Transformation Functions: Doing Something With the Data

These functions can be imported from the ppc_robot_lib.reporting.transformations module.

Computations

compute(table, columns)[source]

Computes one or more columns and add them to the table.

Columns are given as a dictionary, where key is a name of a new column and value is an expression. Expression can be either callable, or string with an expression for pandas.eval(). Syntax is briefly described at Expression evaluation via eval(). Please note that calllable is strongly preferred.

The callable receives a pandas.DataFrame as the first positional argument. If the callable also contains the task_ctx argument, it will receive an ppc_robot_lib.tasks.task_context.TaskContextInterface as a keyword argument.

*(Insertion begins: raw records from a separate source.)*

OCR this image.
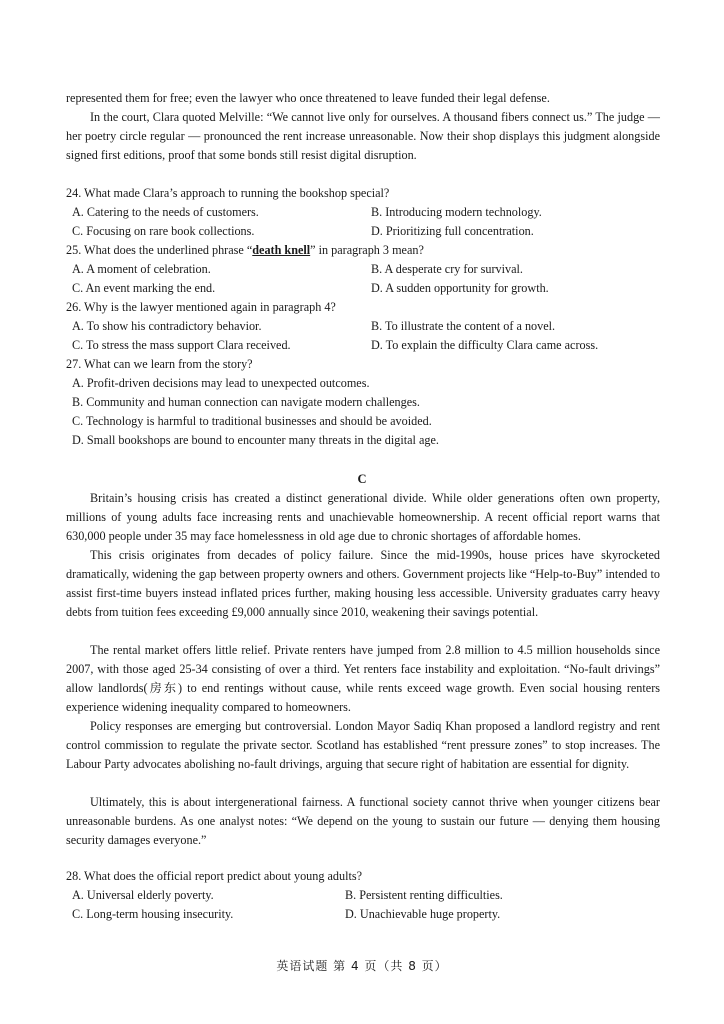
represented them for free; even the lawyer who once threatened to leave funded their legal defense.
In the court, Clara quoted Melville: “We cannot live only for ourselves. A thousand fibers connect us.” The judge — her poetry circle regular — pronounced the rent increase unreasonable. Now their shop displays this judgment alongside signed first editions, proof that some bonds still resist digital disruption.
24. What made Clara’s approach to running the bookshop special?
A. Catering to the needs of customers.	B. Introducing modern technology.
C. Focusing on rare book collections.	D. Prioritizing full concentration.
25. What does the underlined phrase “death knell” in paragraph 3 mean?
A. A moment of celebration.	B. A desperate cry for survival.
C. An event marking the end.	D. A sudden opportunity for growth.
26. Why is the lawyer mentioned again in paragraph 4?
A. To show his contradictory behavior.	B. To illustrate the content of a novel.
C. To stress the mass support Clara received.	D. To explain the difficulty Clara came across.
27. What can we learn from the story?
A. Profit-driven decisions may lead to unexpected outcomes.
B. Community and human connection can navigate modern challenges.
C. Technology is harmful to traditional businesses and should be avoided.
D. Small bookshops are bound to encounter many threats in the digital age.
C
Britain’s housing crisis has created a distinct generational divide. While older generations often own property, millions of young adults face increasing rents and unachievable homeownership. A recent official report warns that 630,000 people under 35 may face homelessness in old age due to chronic shortages of affordable homes.
This crisis originates from decades of policy failure. Since the mid-1990s, house prices have skyrocketed dramatically, widening the gap between property owners and others. Government projects like “Help-to-Buy” intended to assist first-time buyers instead inflated prices further, making housing less accessible. University graduates carry heavy debts from tuition fees exceeding £9,000 annually since 2010, weakening their savings potential.
The rental market offers little relief. Private renters have jumped from 2.8 million to 4.5 million households since 2007, with those aged 25-34 consisting of over a third. Yet renters face instability and exploitation. “No-fault drivings” allow landlords(房东) to end rentings without cause, while rents exceed wage growth. Even social housing renters experience widening inequality compared to homeowners.
Policy responses are emerging but controversial. London Mayor Sadiq Khan proposed a landlord registry and rent control commission to regulate the private sector. Scotland has established “rent pressure zones” to stop increases. The Labour Party advocates abolishing no-fault drivings, arguing that secure right of habitation are essential for dignity.
Ultimately, this is about intergenerational fairness. A functional society cannot thrive when younger citizens bear unreasonable burdens. As one analyst notes: “We depend on the young to sustain our future — denying them housing security damages everyone.”
28. What does the official report predict about young adults?
A. Universal elderly poverty.	B. Persistent renting difficulties.
C. Long-term housing insecurity.	D. Unachievable huge property.
英语试题 第 4 页（共 8 页）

The callable should return a value that is directly assignable to the column: pandas.Series or a single scalar value.

Example:

>>> from ppc_robot_lib.reporting.transformation import compute
>>> compute(data_frame, {
...     'Ctr1': lambda df: df['Clicks'] / df['Impressions'],
...     'Ctr2': 'Clicks / Impressions',
... })

Parameters:

table (DataFrame) – Table to use.
columns (dict[str, str | Callable[[DataFrame], Series | str | int | float | bool]]) – Dictionary, where key is a name of a new column and value is an expression.

Filtering and Splitting

filter_table(table, filter_cb)[source]

Filters rows in the given table.

The filter can be either a callable, or list of callables. The callable receives a pandas.DataFrame as a single argument and must return a boolean vector that is used for selection.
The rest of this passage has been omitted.